Saltwater- Cobia are being caught along the oceanfront and the mouth of the bay. Chumming is usually better early in the year, but anglers are becoming so adept at spotting these fish, that sight casting has already started. Look for catches inside the bay to increase very soon. Red Drum continue to bite inside the bay, mostly on the east side, and the seaside of the Eastern Shore. Black Drum will also be in the mix of Red catches. The Wachapreague area of the E.S. continues to provide excellent Flounder catches, and the catches of these fish are increasing along the western side of the bay, such as Lynnhaven Inlet. Flounder catches have been reported from the mouths of some of the rivers on the western side, but most have been small. 17 inches is the minimum size. The lower bay piers are giving up a nice variety of species lately. Buckroe and Oceanview Piers have been yielding Croaker, Spadefish, Puppy Drum, Red Drum, and Black Drum. Spadefish are also being caught at the Chesapeake Light Tower. Sizable Bluefish are being caught along the oceanfront and at the CBBT. Seabass season is upon us now, and anglers targeting them are having good success. The Triangle Wrecks are usually a great bet for the Seabass. Some sizable Tilefish are being reeled in from the deeper waters of the Canyon. This is a pretty stable bite for those willing to travel farther distances, with great rewards possible. Along the Hatteras beaches, anglers are landing many different species, like Sheepshead, Pompano, Flounder, and Sea Mullet. A 70 lb Cobia was caught from Cape Point earlier in the week. Cobia catches have been very good from the inshore boats at Nags Head. The offshore boats are returning with good numbers and sizes of Yellowfin Tuna and Mahi. There have also been some Blue Marlin releases this week.

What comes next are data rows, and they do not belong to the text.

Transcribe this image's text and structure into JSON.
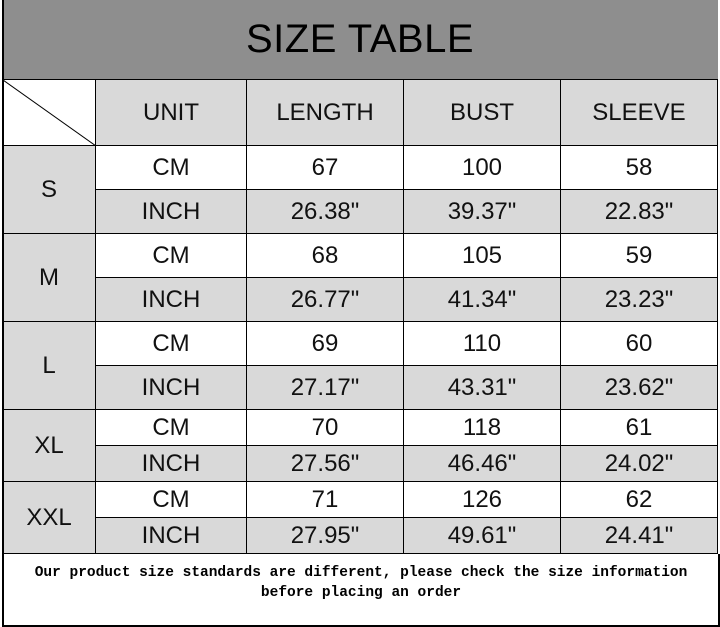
{
  "title": "SIZE TABLE",
  "headers": [
    "UNIT",
    "LENGTH",
    "BUST",
    "SLEEVE"
  ],
  "colors": {
    "title_bg": "#8e8e8e",
    "cell_gray": "#d9d9d9",
    "cell_white": "#ffffff"
  },
  "sizes": [
    {
      "size": "S",
      "rows": [
        {
          "unit": "CM",
          "length": "67",
          "bust": "100",
          "sleeve": "58"
        },
        {
          "unit": "INCH",
          "length": "26.38\"",
          "bust": "39.37\"",
          "sleeve": "22.83\""
        }
      ]
    },
    {
      "size": "M",
      "rows": [
        {
          "unit": "CM",
          "length": "68",
          "bust": "105",
          "sleeve": "59"
        },
        {
          "unit": "INCH",
          "length": "26.77\"",
          "bust": "41.34\"",
          "sleeve": "23.23\""
        }
      ]
    },
    {
      "size": "L",
      "rows": [
        {
          "unit": "CM",
          "length": "69",
          "bust": "110",
          "sleeve": "60"
        },
        {
          "unit": "INCH",
          "length": "27.17\"",
          "bust": "43.31\"",
          "sleeve": "23.62\""
        }
      ]
    },
    {
      "size": "XL",
      "rows": [
        {
          "unit": "CM",
          "length": "70",
          "bust": "118",
          "sleeve": "61"
        },
        {
          "unit": "INCH",
          "length": "27.56\"",
          "bust": "46.46\"",
          "sleeve": "24.02\""
        }
      ]
    },
    {
      "size": "XXL",
      "rows": [
        {
          "unit": "CM",
          "length": "71",
          "bust": "126",
          "sleeve": "62"
        },
        {
          "unit": "INCH",
          "length": "27.95\"",
          "bust": "49.61\"",
          "sleeve": "24.41\""
        }
      ]
    }
  ],
  "footer": {
    "line1": "Our product size standards are different, please check the size information",
    "line2": "before placing an order"
  }
}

Freshwater- Despite muddy conditions along the james, weekend tournament weights were good. 18 lbs( 5 fish ) was the winning weight of one local tournament. Spinnerbaits, jigs, and Texas rigged soft plastics were responsible for many of the catches. For now, the river seems to be clearing up, so hopefully this will stay the case. Topwater baits should come into play more, once the river clears. Muddy water slowed some of the fish down, but the Catfish seem to be biting as well as they should be this time of year. Fresh bait is not a problem, as the bait is plentiful throughout the river. The Chickahominy has remained clear as usaul, and the Bass have been cooperating, as they usually do in May. Topwater baits can often be thrown all day while in the Chickahominy, with all the vegetation present. This bite will continue to inprove as we approach summer. We are also approaching an excellent time for topwaters on the Upper James, as long as it clears up. The river is on the way down as of now, so let’s hope things will get better.  This is a great time to visit Kerr Reservoir,  as the elevation is at 303′. The Bass are using the flooded cover and can usually be patterned easily. However, one must consider falling water. Soft plastics , jigs, and topwater baits have been good, but again, the water levels are still up, so check conditions before heading to Kerr. Many Bass are in the post spawn mode in many of the areas’s waters. Anna, Gaston, Kerr, and Smith are experiencing a big wave of post spawn biters. Post spawn Bass usually mean spawning Bluegills and Shellcrackers. In area ponds and lakes, these scrappy, good eating fish are performing their rituals, and are often quite aggressive. Live bait, such as crickets and worms, can be hard to beat, but small grubs or beetle spins can also be deadly. Crappie are schooling up nicely again, and can be seen breaking the surface in area ponds, giving up their where abouts. Small grubs and beetle spins will work well on these fish also.